This question is about the duality between DataFrame
and RDD
when it comes to aggregation operations. In Spark SQL one can use table generating UDFs for custom aggregations but creating one of those is typically noticeably less user-friendly than using the aggregation functions available for RDDs, especially if table output is not required.
Is there an efficient way to apply pair RDD operations such as aggregateByKey
to a DataFrame which has been grouped using GROUP BY or ordered using ORDERED BY?
Normally, one would need an explicit map
step to create key-value tuples, e.g., dataFrame.rdd.map(row => (row.getString(row.fieldIndex("category")), row).aggregateByKey(...)
. Can this be avoided?
Not really.
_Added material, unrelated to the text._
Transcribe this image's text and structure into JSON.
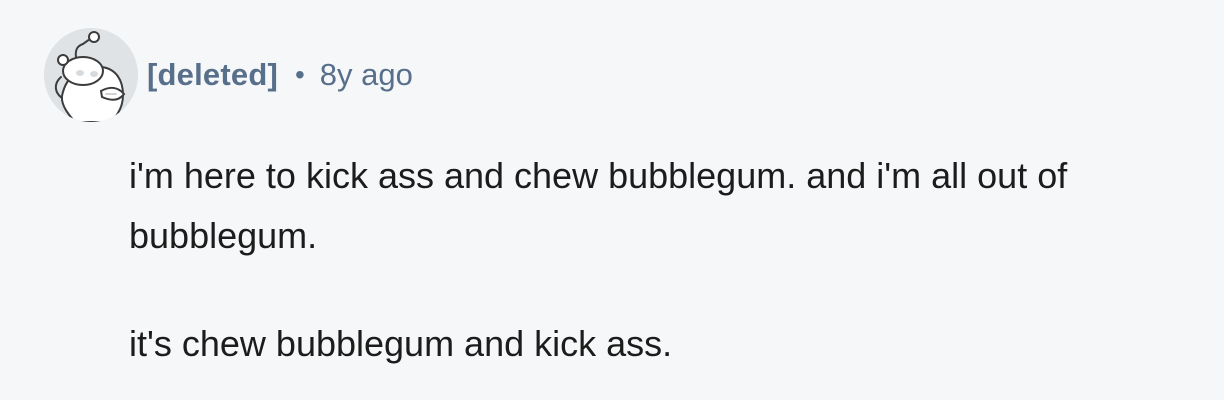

While DataFrames
can be converted to RDDs
and vice versa this is relatively complex operation and methods like DataFrame.groupBy
don't have the same semantics as their counterparts on RDD
.
The closest thing you can get is a new DataSet
API introduced in Spark 1.6.0. It provides a much closer integration with DataFrames
and GroupedDataset
class with its own set of methods including reduce
, cogroup
or mapGroups
:
case class Record(id: Long, key: String, value: Double)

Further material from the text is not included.